LA HABANA, Cuba, diciembre, 173.203.82.38 -La prisión de máxima severidad de Camagüey (Kilo 8) y la de Alcatraz, en el Estado de California, tienen en común no solo haber albergado a reos muy peligrosos, sino también a fugitivos indomables que burlaron de forma espectacular la seguridad de esas instalaciones.
“La aguja” es el alias de un ex fugitivo camagüeyano, que constituye una referencia obligada para todo el que se interese en la historia de las fugas de las prisiones en Cuba.
Aunque aún no he confirmado los nombres de los prisioneros fugados de la prisión de Kilo 8 en el año 2000, “La aguja” me asegura que fueron los hermanos Diego y Alberto Mora, y Juan Castell.
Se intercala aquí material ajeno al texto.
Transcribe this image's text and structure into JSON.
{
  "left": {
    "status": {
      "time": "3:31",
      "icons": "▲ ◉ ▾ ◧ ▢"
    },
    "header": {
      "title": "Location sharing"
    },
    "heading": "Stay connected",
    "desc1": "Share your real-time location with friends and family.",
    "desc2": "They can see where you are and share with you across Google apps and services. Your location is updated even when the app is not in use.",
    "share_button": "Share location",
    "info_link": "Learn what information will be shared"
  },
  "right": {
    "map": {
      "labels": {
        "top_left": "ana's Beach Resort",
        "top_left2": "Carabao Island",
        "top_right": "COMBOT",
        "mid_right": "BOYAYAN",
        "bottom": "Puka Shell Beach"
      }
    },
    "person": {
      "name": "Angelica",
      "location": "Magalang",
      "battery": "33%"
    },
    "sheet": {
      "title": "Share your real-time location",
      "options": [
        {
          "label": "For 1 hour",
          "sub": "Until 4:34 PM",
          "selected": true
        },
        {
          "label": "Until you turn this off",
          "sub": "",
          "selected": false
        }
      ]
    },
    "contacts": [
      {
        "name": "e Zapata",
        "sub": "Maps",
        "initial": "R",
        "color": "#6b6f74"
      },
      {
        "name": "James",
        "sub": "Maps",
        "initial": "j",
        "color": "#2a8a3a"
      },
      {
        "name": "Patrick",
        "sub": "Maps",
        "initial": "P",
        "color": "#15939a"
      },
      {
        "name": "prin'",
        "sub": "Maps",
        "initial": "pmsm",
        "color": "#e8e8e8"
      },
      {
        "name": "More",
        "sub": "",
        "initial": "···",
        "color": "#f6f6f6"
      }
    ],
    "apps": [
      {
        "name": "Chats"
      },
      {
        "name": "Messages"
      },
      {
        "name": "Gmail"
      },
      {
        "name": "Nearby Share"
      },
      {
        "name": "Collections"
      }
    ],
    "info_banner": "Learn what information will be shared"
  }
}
Ellos son la versión criolla de los hermanos John y Clarence Anglin, y Frank Morris, famosos por su también espectacular fuga de Alcatraz, en 1962.
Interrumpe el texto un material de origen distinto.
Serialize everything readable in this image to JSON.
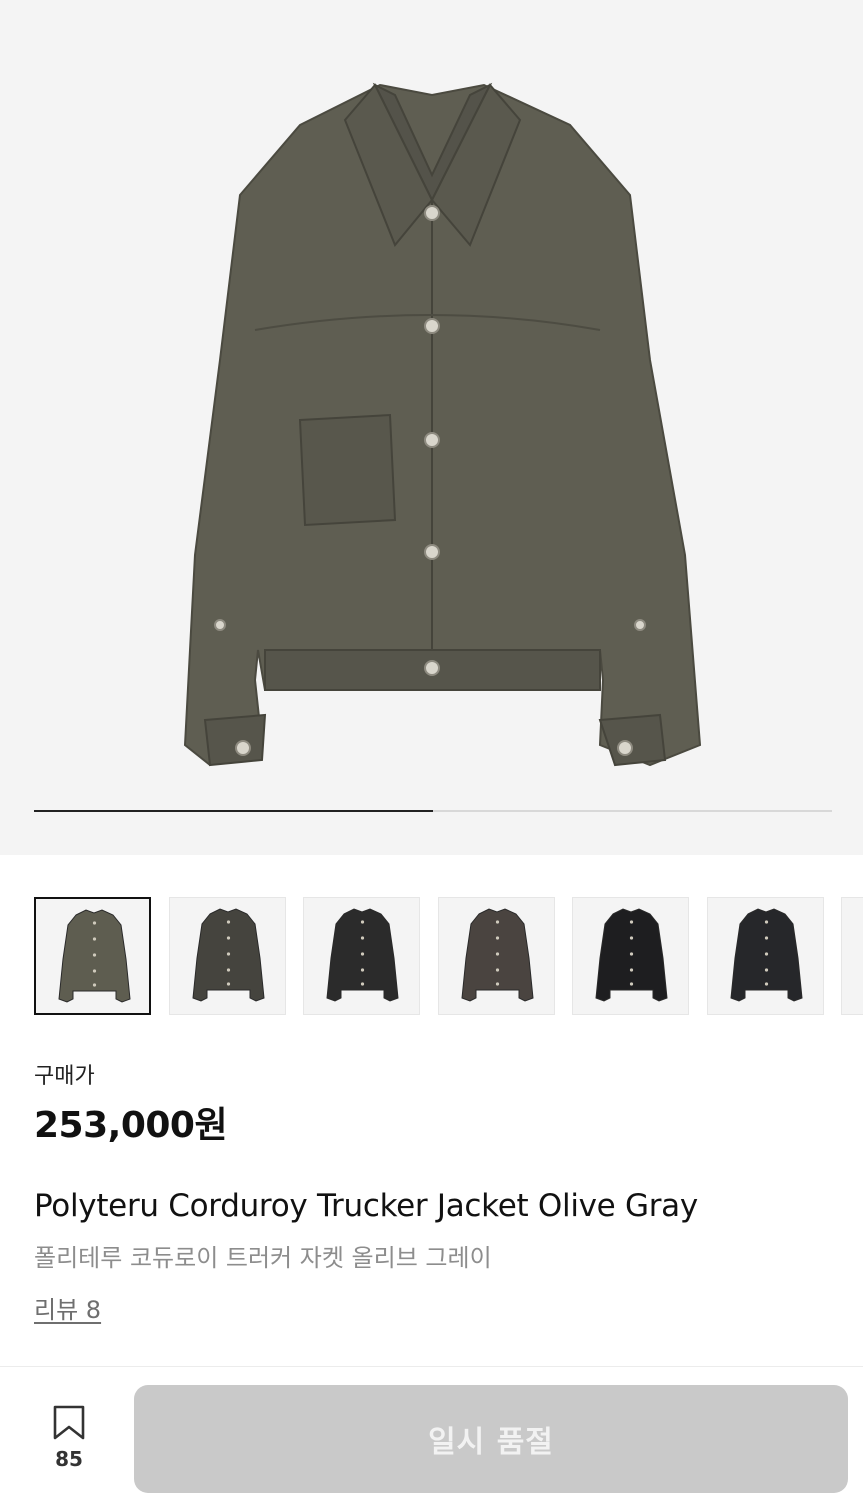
{
  "gallery": {
    "current_index": 1,
    "total": 2,
    "progress_fraction": 0.5,
    "main_color": "#5f5e52",
    "thumbnails": [
      {
        "name": "thumb-olive-gray",
        "color": "#5e5d50",
        "active": true
      },
      {
        "name": "thumb-charcoal",
        "color": "#45443e",
        "active": false
      },
      {
        "name": "thumb-black",
        "color": "#2b2b2b",
        "active": false
      },
      {
        "name": "thumb-brown-gray",
        "color": "#4a4440",
        "active": false
      },
      {
        "name": "thumb-black-speckle",
        "color": "#1e1e20",
        "active": false
      },
      {
        "name": "thumb-black-washed",
        "color": "#26272a",
        "active": false
      },
      {
        "name": "thumb-partial",
        "color": "#3a3a3a",
        "active": false
      }
    ]
  },
  "product": {
    "price_label": "구매가",
    "price": "253,000원",
    "title_en": "Polyteru Corduroy Trucker Jacket Olive Gray",
    "title_ko": "폴리테루 코듀로이 트러커 자켓 올리브 그레이",
    "review_link": "리뷰 8"
  },
  "bottom_bar": {
    "bookmark_icon": "bookmark-icon",
    "bookmark_count": "85",
    "action_label": "일시 품절",
    "action_color": "#c9c9c9"
  }
}
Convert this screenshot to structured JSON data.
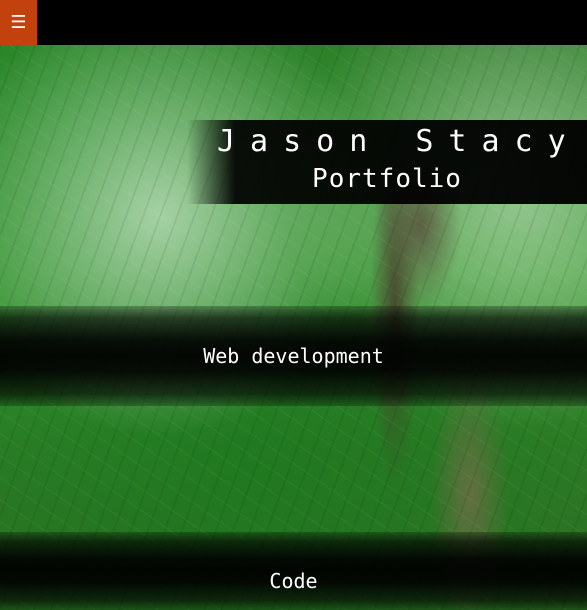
{
  "topbar": {
    "menu_icon": "☰"
  },
  "header": {
    "name": "Jason Stacy",
    "subtitle": "Portfolio"
  },
  "sections": [
    {
      "label": "Web development"
    },
    {
      "label": "Code"
    }
  ],
  "colors": {
    "menu_accent": "#c2410c",
    "topbar_bg": "#000000",
    "text": "#ffffff"
  }
}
Kilo 8 no está construida sobre una roca en el mar, pero los cientos de toneladas de concreto y cabillas que conforman su cimiento la hacen tan invulnerable a las fugas subterráneas como su hermana de la Bahía de San Francisco.
La humedad en el hormigón hizo parte del milagro en ambas fugas, pero en el caso de Kilo 8 los reos horadaron, con el angular de acero de una litera, no una pared para salir a un pasillo como en Alcatraz, sino el techo de su celda y el de la de arriba, para salir a la azotea. La segunda planta no era utilizada entonces, y estaba sin vigilancia. Esto les permitió a los reos llegar hasta ella sin ser vistos.
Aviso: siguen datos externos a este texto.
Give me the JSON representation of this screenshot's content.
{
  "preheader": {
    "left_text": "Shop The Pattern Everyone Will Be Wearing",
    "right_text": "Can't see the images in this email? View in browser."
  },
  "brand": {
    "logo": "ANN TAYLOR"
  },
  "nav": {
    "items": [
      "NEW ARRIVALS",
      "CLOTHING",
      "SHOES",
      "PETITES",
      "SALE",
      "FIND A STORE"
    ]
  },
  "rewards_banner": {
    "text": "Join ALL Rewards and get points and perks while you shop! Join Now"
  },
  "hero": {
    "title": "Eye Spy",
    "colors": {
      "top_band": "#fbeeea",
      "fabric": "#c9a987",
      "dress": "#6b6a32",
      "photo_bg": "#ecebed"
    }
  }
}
Afirma “La Aguja” que en Alcatraz el ruido era disimulado por la melodía de un acordeón en las horas programadas para la música. En Kilo 8 no fue la armonía de un instrumento musical lo que apagó el estrépito que producía el angular al golpear el concreto, sino una protesta generalizada de los reos que exigía mejores condiciones de vida, y que duró una semana.
En ambas cárceles la oscuridad en las celdas les permitió disimular los huecos. Los de Alcatraz pusieron cartones en la pared y los de Kilo 8 pegaron en el techo hojas blancas con goma hecha de arroz. Todas las celdas estaban pintadas de blanco y los carceleros, al recontar, jamás se percataron del camuflaje.
Increíblemente, durante el tiempo que duraron las protestas, los guardias cerraban todas las rejas que daban acceso a las celdas y no hacían rondas de vigilancia. Solo las abrían para los recuentos, el desayuno, el almuerzo, la comida, y cuando llegaba algún funcionario para enterarse de las demandas. Los reos sólo contaban con un periscopio improvisado, hecho de hojas de periódico con un pedacito de espejo en la punta, que sacaban por los balaustres de la reja para mantener vigilado el pasillo y evitar que los sorprendieran.
La fase final de la fuga camagüeyana fue menos complicada que la de Alcatraz y no precisó de impermeables como balsas, sino de sabanas, usadas como cuerdas. Los reos alcanzaron la azotea a través de los huecos abiertos en los techos, bajaron por la escalera que daba acceso a ésta y pasaron los tres cordones de seguridad hasta llegar a la tapia, de seis metros de altura con su alambrada en lo alto, la cual escalaron. Y todo esto sin ser detectados ni por los perros ni por los custodios de las garitas— durante las investigaciones se determinó que se encontraban dormidos.
“La Aguja” termina su historia esclareciéndome que los muchachos de Alcatraz desaparecieron en la bahía sin dejar rastros, y los creyeron muertos. Los de Kilo 8 no corrieron la misma suerte: los atraparon a los quince días, y les dieron una paliza ejemplarizante hasta dejarlos inconscientes. Después los arrastraron por toda la prisión, dejando sus cuerpos una estela de sangre en el piso semejante a la que dejaban los gladiadores muertos cuando los retiraban de la arena.